Although I have to let go of that and many other things, I do not have to let go of my current deal addiction. My dear husband says that I do when I say things such as "I just can't get these cookie coupons to print" or "If I could just get this deal worked out then I will make 1.25 at CVS".
I might sound crazy but it is a worth wild distraction for me right now. I end up with a little extra leftover in my budget and a lot more things in my cabinet. I'm not going to say that all of them are useful, but I will say that most of them are! Did I mention that this was a good distraction for me?
Fabulous deal that I got at CVS this morning:
I spent $1.60 (over 2 transactions) out of pocket (it would have been less but my total was in the negative and the cashier did not know how to adjust down a coupon, so I just had Jonah pick out a pack of gum).
I got:
2 oral B toothbrushes
2 tubes of Crest
1 tube of Colgate
2 bags of Chex Mix
1 bottle of Dawn
4 Cover Girl products
1 children's advil
1 bottle hand sanitizer (on J's school list)
1 bar of soap
and a pack of gum (missing from picture)
I used 12 coupons and $7 in EBCs (Extra Care Bucks) and got 7.29 back in EBCs.
This ended up being a random blog post, but pray that we can get through tomorrow and the weeks to come. I doubt the sweetest of deals will make tomorrow any easier. But I might go to Walgreens and give it a try.
Monday, August 04, 2008 | Posted by JennT at 4:59 PM 6 comments
Amen for College Friends
Last night we were at the Decatur Celebration, Illinois' largest free street fair. We had already seen Caedmon's Call once but decided to stay for their late show as well. We returned to our good seats (which were now totally in the shade) and enjoyed another good show. Towards the end of the show a light went on at the Compassion International Tent as they encouraged fans to sponsor a child in need.

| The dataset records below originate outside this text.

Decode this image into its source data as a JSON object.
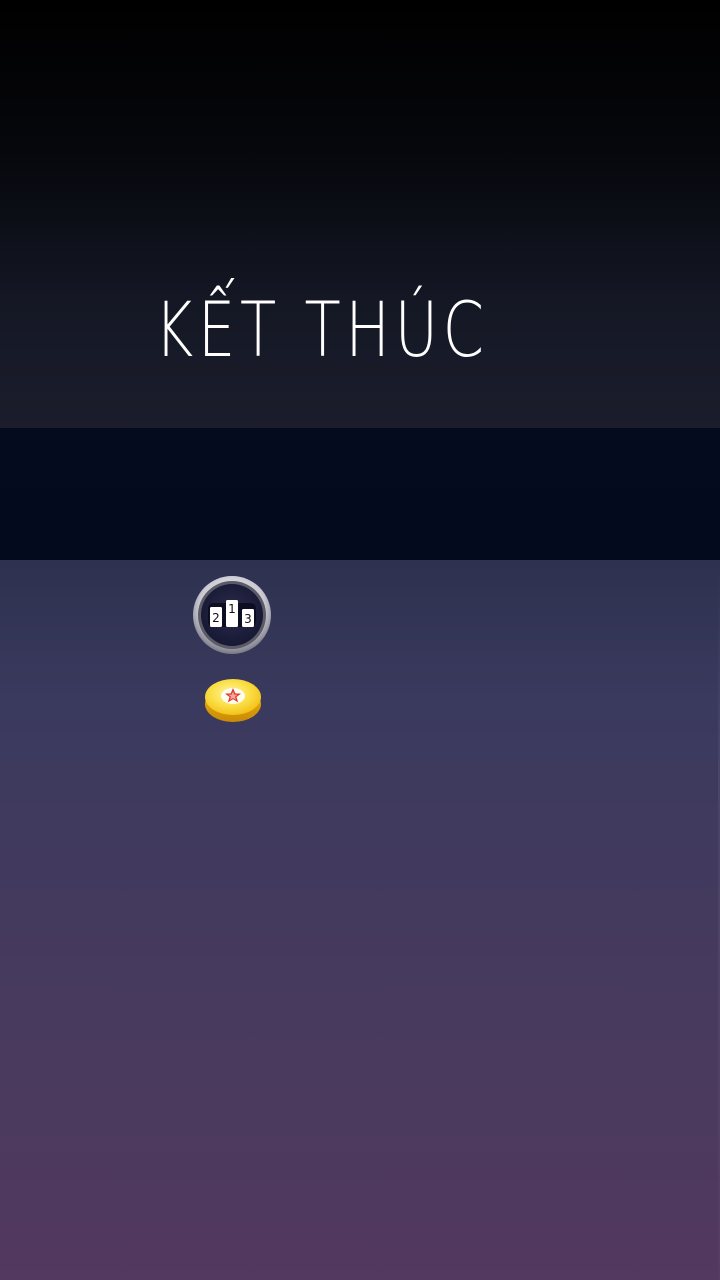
{
  "screen": {
    "title": "KẾT THÚC"
  },
  "leaderboard_button": {
    "icon": "podium-icon",
    "places": [
      "2",
      "1",
      "3"
    ]
  },
  "coin": {
    "icon": "star-coin-icon"
  },
  "colors": {
    "title_text": "#ffffff",
    "band": "#050b1f",
    "bottom_top": "#2e3150",
    "bottom_bottom": "#53385f",
    "coin_gold": "#f7d21c",
    "star_red": "#e23a2a"
  }
}
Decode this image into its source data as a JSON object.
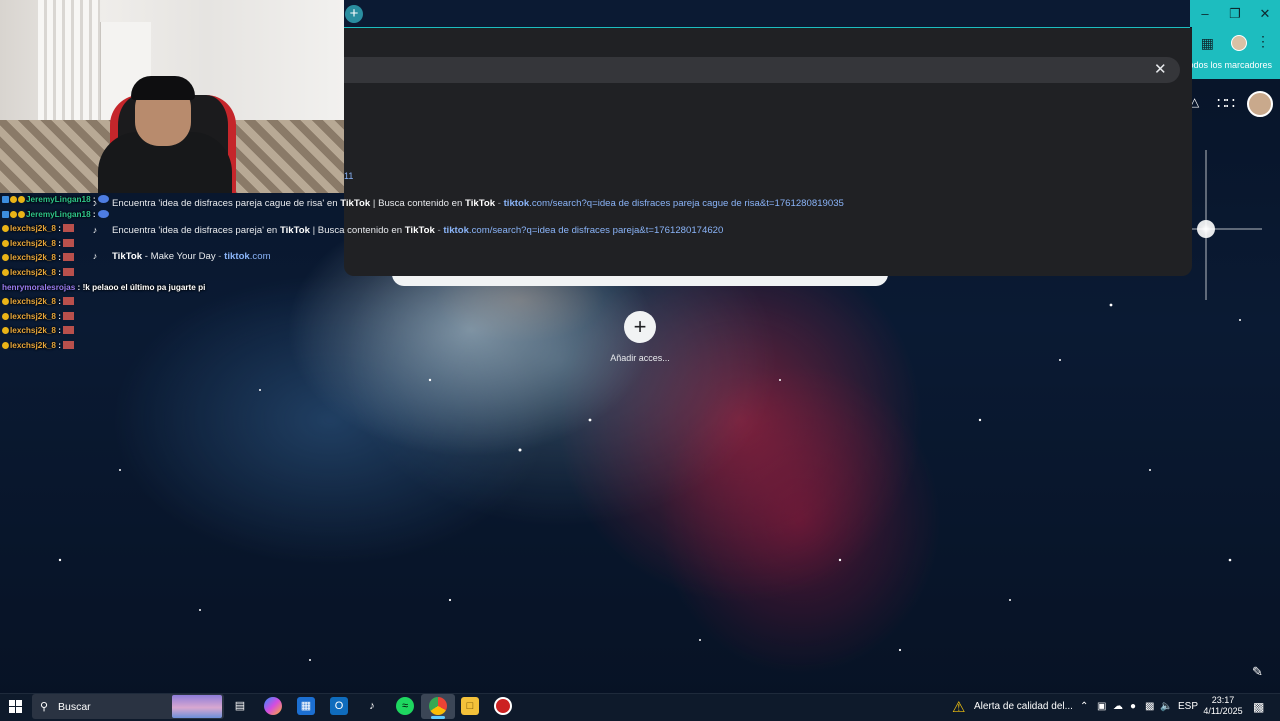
{
  "browser": {
    "bookmarks_label": "Todos los marcadores",
    "omnibox_fragment": "11",
    "suggestions": [
      {
        "parts": [
          {
            "t": "Encuentra 'idea de disfraces pareja cague de risa' en ",
            "s": "n"
          },
          {
            "t": "TikTok",
            "s": "b"
          },
          {
            "t": " | Busca contenido en ",
            "s": "n"
          },
          {
            "t": "TikTok",
            "s": "b"
          },
          {
            "t": " - ",
            "s": "d"
          },
          {
            "t": "tiktok",
            "s": "ub"
          },
          {
            "t": ".com/search?q=idea de disfraces pareja cague de risa&t=1761280819035",
            "s": "u"
          }
        ]
      },
      {
        "parts": [
          {
            "t": "Encuentra 'idea de disfraces pareja' en ",
            "s": "n"
          },
          {
            "t": "TikTok",
            "s": "b"
          },
          {
            "t": " | Busca contenido en ",
            "s": "n"
          },
          {
            "t": "TikTok",
            "s": "b"
          },
          {
            "t": " - ",
            "s": "d"
          },
          {
            "t": "tiktok",
            "s": "ub"
          },
          {
            "t": ".com/search?q=idea de disfraces pareja&t=1761280174620",
            "s": "u"
          }
        ]
      },
      {
        "parts": [
          {
            "t": "TikTok",
            "s": "b"
          },
          {
            "t": " - Make Your Day",
            "s": "n"
          },
          {
            "t": " - ",
            "s": "d"
          },
          {
            "t": "tiktok",
            "s": "ub"
          },
          {
            "t": ".com",
            "s": "u"
          }
        ]
      }
    ]
  },
  "newtab": {
    "add_shortcut_label": "Añadir acces..."
  },
  "chat": [
    {
      "badges": [
        "blue",
        "gold",
        "gold"
      ],
      "user": "JeremyLingan18",
      "color": "#2ec48a",
      "message": "",
      "emote": "blue"
    },
    {
      "badges": [
        "blue",
        "gold",
        "gold"
      ],
      "user": "JeremyLingan18",
      "color": "#2ec48a",
      "message": "",
      "emote": "blue"
    },
    {
      "badges": [
        "gold"
      ],
      "user": "lexchsj2k_8",
      "color": "#e5a53b",
      "message": "",
      "emote": "red"
    },
    {
      "badges": [
        "gold"
      ],
      "user": "lexchsj2k_8",
      "color": "#e5a53b",
      "message": "",
      "emote": "red"
    },
    {
      "badges": [
        "gold"
      ],
      "user": "lexchsj2k_8",
      "color": "#e5a53b",
      "message": "",
      "emote": "red"
    },
    {
      "badges": [
        "gold"
      ],
      "user": "lexchsj2k_8",
      "color": "#e5a53b",
      "message": "",
      "emote": "red"
    },
    {
      "badges": [],
      "user": "henrymoralesrojas",
      "color": "#9a7cf0",
      "message": "!k pelaoo el último pa jugarte pi",
      "emote": ""
    },
    {
      "badges": [
        "gold"
      ],
      "user": "lexchsj2k_8",
      "color": "#e5a53b",
      "message": "",
      "emote": "red"
    },
    {
      "badges": [
        "gold"
      ],
      "user": "lexchsj2k_8",
      "color": "#e5a53b",
      "message": "",
      "emote": "red"
    },
    {
      "badges": [
        "gold"
      ],
      "user": "lexchsj2k_8",
      "color": "#e5a53b",
      "message": "",
      "emote": "red"
    },
    {
      "badges": [
        "gold"
      ],
      "user": "lexchsj2k_8",
      "color": "#e5a53b",
      "message": "",
      "emote": "red"
    }
  ],
  "taskbar": {
    "search_placeholder": "Buscar",
    "alert_text": "Alerta de calidad del...",
    "language": "ESP",
    "time": "23:17",
    "date": "4/11/2025"
  },
  "colors": {
    "accent": "#1dbdbf",
    "link": "#8ab4f8",
    "omnibox_bg": "#202124"
  }
}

As soon as the light came on I knew my good friend Rachel from college was working the booth. I could tell not only from her height and hair but from her stance and the way she pushed her hair back. Even in the shadow-light I knew it was her. Jake bet me 25 cents that it WASN'T our friend as I went over to see her. He owes me a quarter!
It was amazing how being around her made me feel like we were in college again. Although it would 13 years since Fall since our first days in Lincoln Hall together it seemed like there is no way that that much time has passed. Jake went home to put Jonah to bed and after she had helped clean up the booth we walked back to her car together. We decided to be on the look out for vendors who wanted to get rid of some of their $10-a-pop leftovers. I soon found out (via a call from Jake) that the non-English speaking smoothie vendor was giving away free smoothies, but he was out of cups. That was no match for Rachel, who marched into the un-manned Pepsi booth, opened up a box marked "Solo" and came back with 2 cups. She wouldn't have had any problem doing that 10 years ago either! I laughed so hard I almost spilled my free smoothie!
She came back to our house and we all easily shared our "stories". I needed that talk and she said she felt like running into each other was a blessing. I couldn't agree more!